Sono essenziali azioni concrete, richieste da tempo, in termini di snellimento delle procedure contrattuali con strumenti flessibili e digitalizzati per il lavoro stagionale e occasionale, come i voucher agricoli rivisitati. In secondo luogo, è fondamentale accelerare rispetto a un sistema unico dei controlli che coordini le attività ispettive, eliminando duplicazioni e garantendo verifiche più semplici per le aziende agricole. Ancora, serve una riforma dei flussi migratori che superi la logica dell’emergenza, passando a una programmazione continua e pluriennale basata sulle effettive richieste mappate a livello territoriale e sulle esigenze produttive.
Basta con il click day che non rispecchia i tempi delle aziende -precisa Cia-. Si potrebbero creare “corridoi verdi” per i lavoratori extracomunitari, richiesti tramite i protocolli ministeriali delle organizzazioni datoriali. Senza tralasciare il supporto alle politiche abitative per gli operai agricoli.
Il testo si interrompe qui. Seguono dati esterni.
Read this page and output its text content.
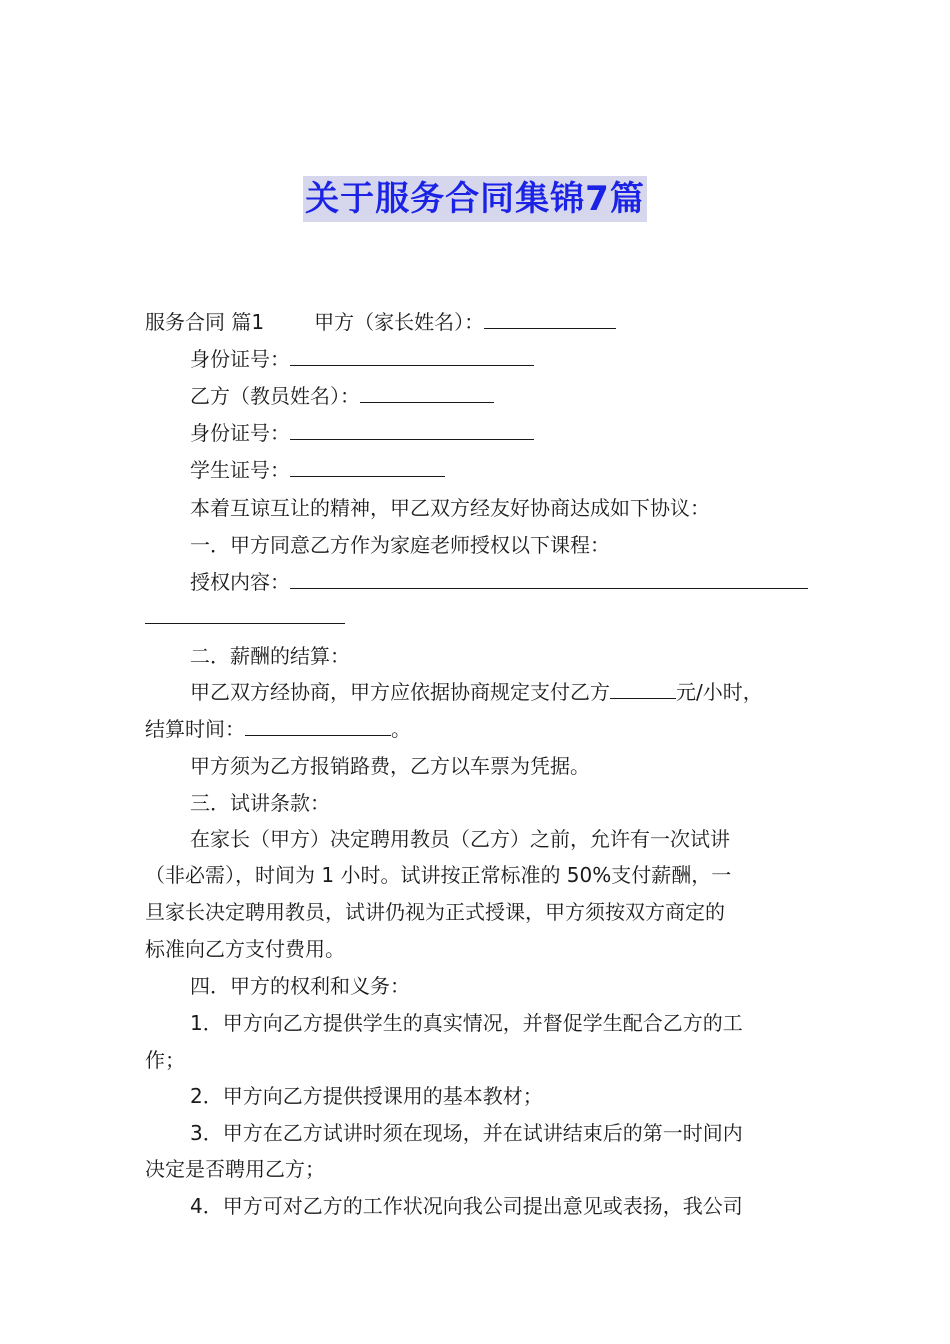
关于服务合同集锦7篇
服务合同 篇1	甲方（家长姓名）：
身份证号：
乙方（教员姓名）：
身份证号：
学生证号：
本着互谅互让的精神，甲乙双方经友好协商达成如下协议：
一．甲方同意乙方作为家庭老师授权以下课程：
授权内容：
二．薪酬的结算：
甲乙双方经协商，甲方应依据协商规定支付乙方	元/小时，
结算时间：	。
甲方须为乙方报销路费，乙方以车票为凭据。
三．试讲条款：
在家长（甲方）决定聘用教员（乙方）之前，允许有一次试讲
（非必需），时间为 1 小时。试讲按正常标准的 50%支付薪酬，一
旦家长决定聘用教员，试讲仍视为正式授课，甲方须按双方商定的
标准向乙方支付费用。
四．甲方的权利和义务：
1．甲方向乙方提供学生的真实情况，并督促学生配合乙方的工
作；
2．甲方向乙方提供授课用的基本教材；
3．甲方在乙方试讲时须在现场，并在试讲结束后的第一时间内
决定是否聘用乙方；
4．甲方可对乙方的工作状况向我公司提出意见或表扬，我公司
Inoltre, va rivista la Legge 199/2016 contro il caporalato. Cia suggerisce di semplificare le procedure, con uno sportello digitale agricolo, che concentri in un’unica piattaforma, l’iscrizione alla Rete del lavoro agricolo di qualità (da incentivare, a oggi troppi gli obblighi richiesti), le comunicazioni obbligatorie e la verifica dei requisiti.
“Questi sono passaggi chiave su cui si può intervenire. Vanno superati e risolti una volta per tutte” ha ribadito il presidente nazionale di Cia, Fini, richiamando anche altri problemi storici del settore, come il mancato riconoscimento del valore lungo la filiera, e le criticità più recenti e complesse scaturite dal conflitto in Medio Oriente, in primis l’aumento dei costi di produzione, con il caro gasolio e fertilizzanti. In particolare, gli azotati, come l’urea, in deciso aumento sui mercati internazionali, per effetto sia dei rialzi di energia e gas, che delle criticità negli approvvigionamenti tramite Hormuz.
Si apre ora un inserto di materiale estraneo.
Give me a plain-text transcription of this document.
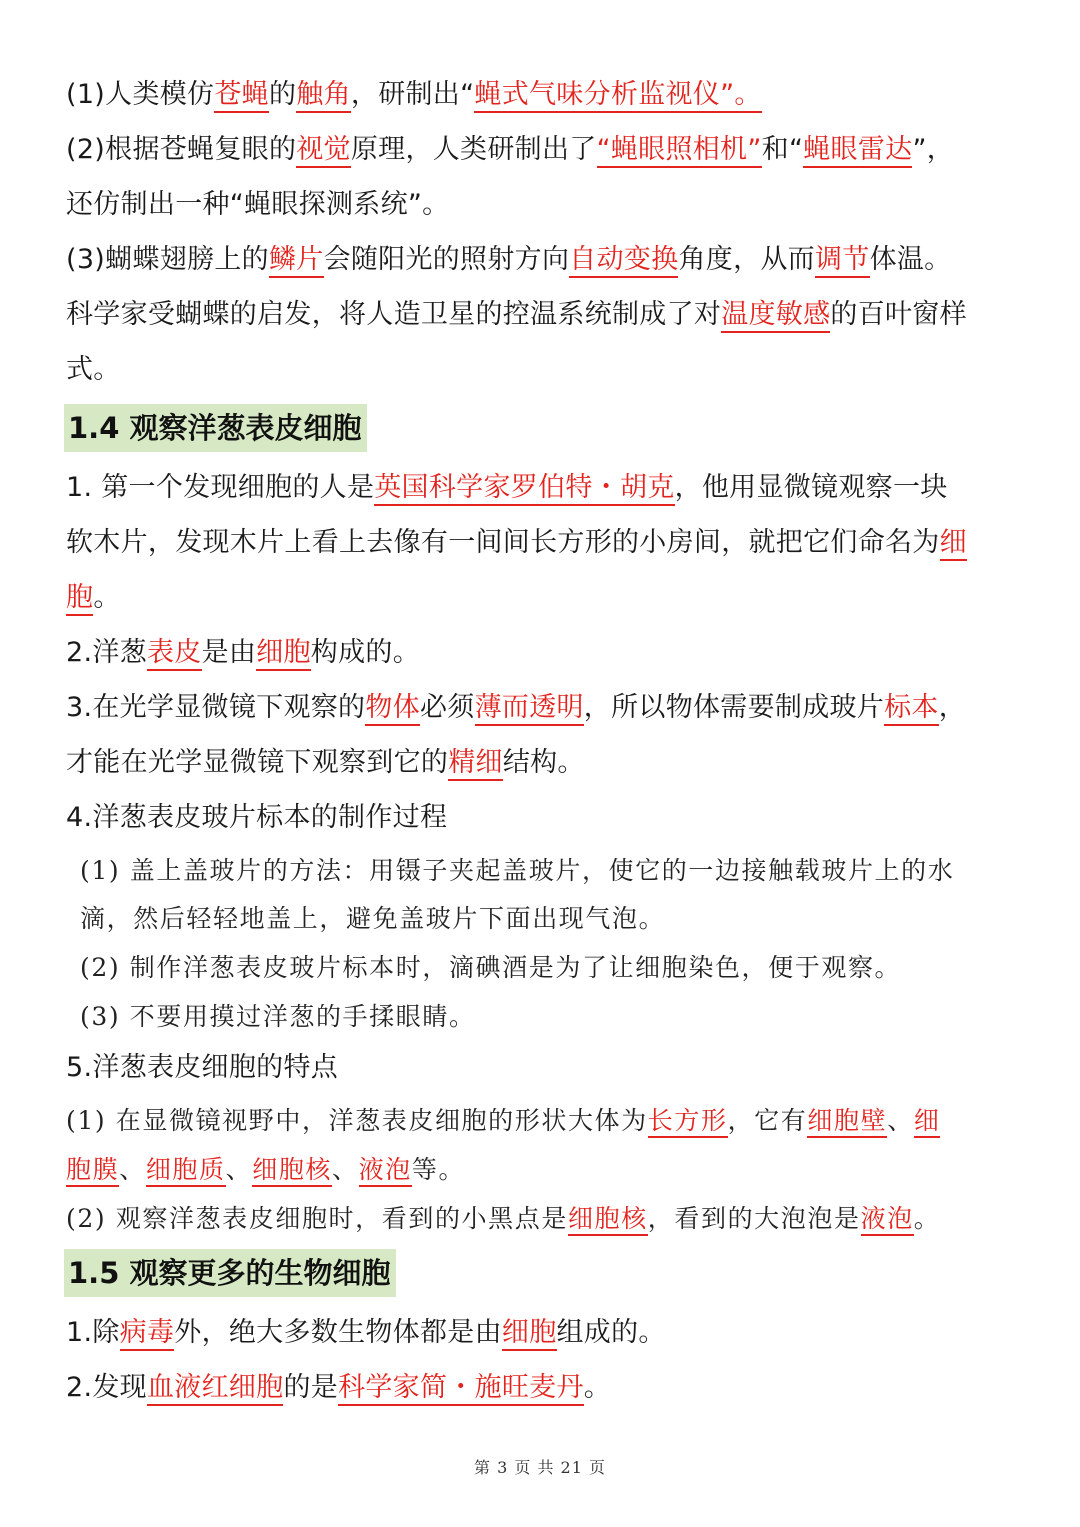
(1)人类模仿苍蝇的触角，研制出“蝇式气味分析监视仪”。
(2)根据苍蝇复眼的视觉原理，人类研制出了“蝇眼照相机”和“蝇眼雷达”，
还仿制出一种“蝇眼探测系统”。
(3)蝴蝶翅膀上的鳞片会随阳光的照射方向自动变换角度，从而调节体温。
科学家受蝴蝶的启发，将人造卫星的控温系统制成了对温度敏感的百叶窗样
式。
1.4 观察洋葱表皮细胞
1. 第一个发现细胞的人是英国科学家罗伯特・胡克，他用显微镜观察一块
软木片，发现木片上看上去像有一间间长方形的小房间，就把它们命名为细
胞。
2.洋葱表皮是由细胞构成的。
3.在光学显微镜下观察的物体必须薄而透明，所以物体需要制成玻片标本，
才能在光学显微镜下观察到它的精细结构。
4.洋葱表皮玻片标本的制作过程
(1) 盖上盖玻片的方法：用镊子夹起盖玻片，使它的一边接触载玻片上的水
滴，然后轻轻地盖上，避免盖玻片下面出现气泡。
(2) 制作洋葱表皮玻片标本时，滴碘酒是为了让细胞染色，便于观察。
(3) 不要用摸过洋葱的手揉眼睛。
5.洋葱表皮细胞的特点
(1) 在显微镜视野中，洋葱表皮细胞的形状大体为长方形，它有细胞壁、细
胞膜、细胞质、细胞核、液泡等。
(2) 观察洋葱表皮细胞时，看到的小黑点是细胞核，看到的大泡泡是液泡。
1.5 观察更多的生物细胞
1.除病毒外，绝大多数生物体都是由细胞组成的。
2.发现血液红细胞的是科学家简・施旺麦丹。
第 3 页 共 21 页
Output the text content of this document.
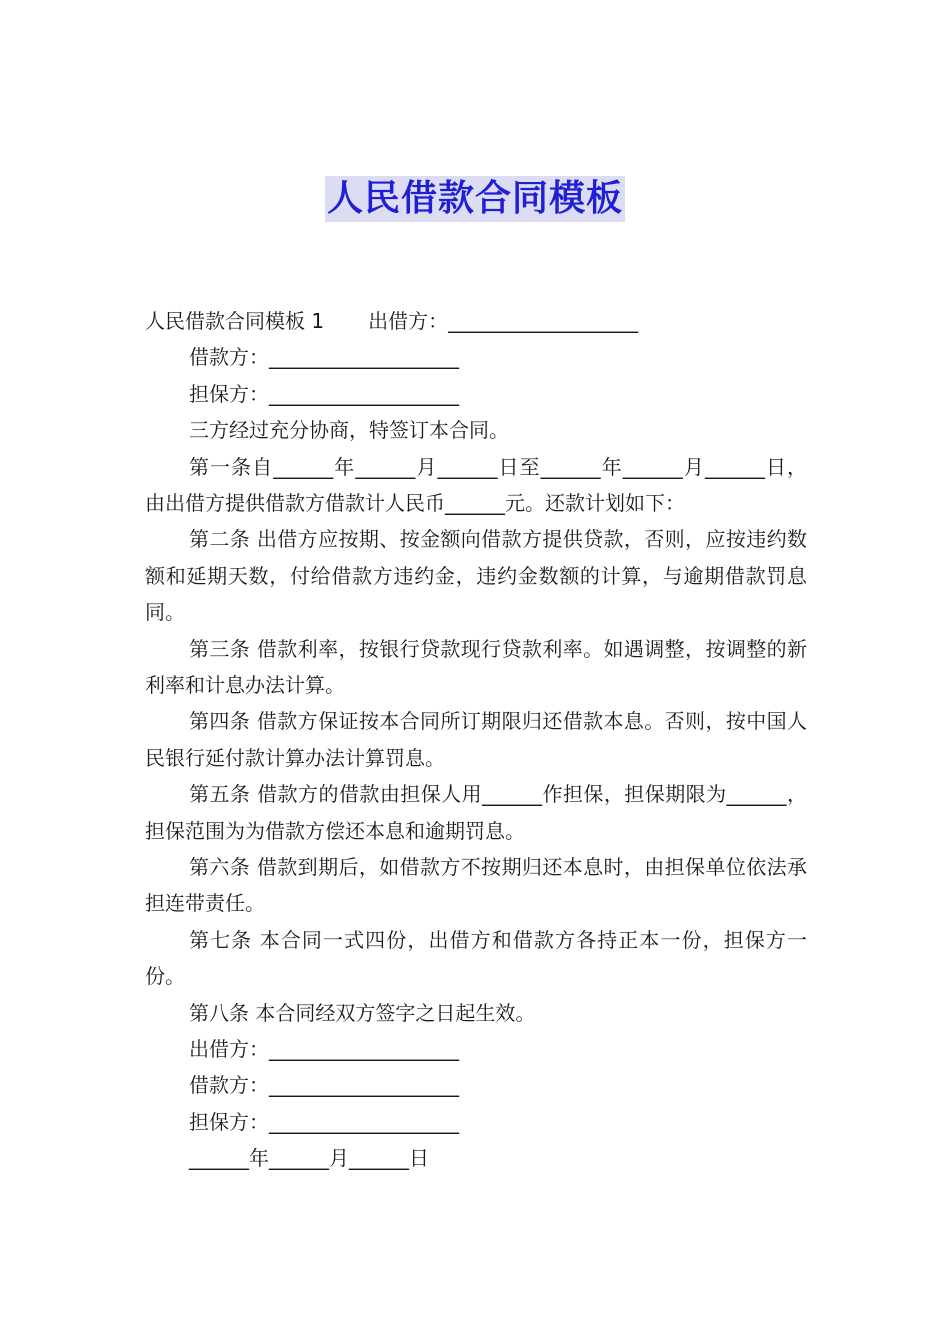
人民借款合同模板
人民借款合同模板 1 出借方：___________________
借款方：___________________
担保方：___________________
三方经过充分协商，特签订本合同。

第一条自______年______月______日至______年______月______日，由出借方提供借款方借款计人民币______元。还款计划如下：

第二条 出借方应按期、按金额向借款方提供贷款，否则，应按违约数额和延期天数，付给借款方违约金，违约金数额的计算，与逾期借款罚息同。

第三条 借款利率，按银行贷款现行贷款利率。如遇调整，按调整的新利率和计息办法计算。

第四条 借款方保证按本合同所订期限归还借款本息。否则，按中国人民银行延付款计算办法计算罚息。

第五条 借款方的借款由担保人用______作担保，担保期限为______，担保范围为为借款方偿还本息和逾期罚息。

第六条 借款到期后，如借款方不按期归还本息时，由担保单位依法承担连带责任。

第七条 本合同一式四份，出借方和借款方各持正本一份，担保方一份。

第八条 本合同经双方签字之日起生效。
出借方：___________________
借款方：___________________
担保方：___________________
______年______月______日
“Con l’intensificarsi delle attività nei campi e, quindi, una maggiore richiesta di input energetici, servono sforzi aggiuntivi quantomeno fino a tutto maggio -ha concluso-. Chiediamo alle istituzioni nazionali di mantenere alta l’attenzione sulle esigenze dei produttori ortofrutticoli, così come già dimostrato con il credito di imposta del 20% sull’acquisto di gasolio agricolo, da Cia sollecitato sin dal Dl Bollette. Dall’Europa, invece, occorre la sospensione del patto di stabilità e l’esclusione del settore primario dal razionamento anticrisi. La sicurezza alimentare va garantita in senso assoluto, deve essere alla base della politica Ue”.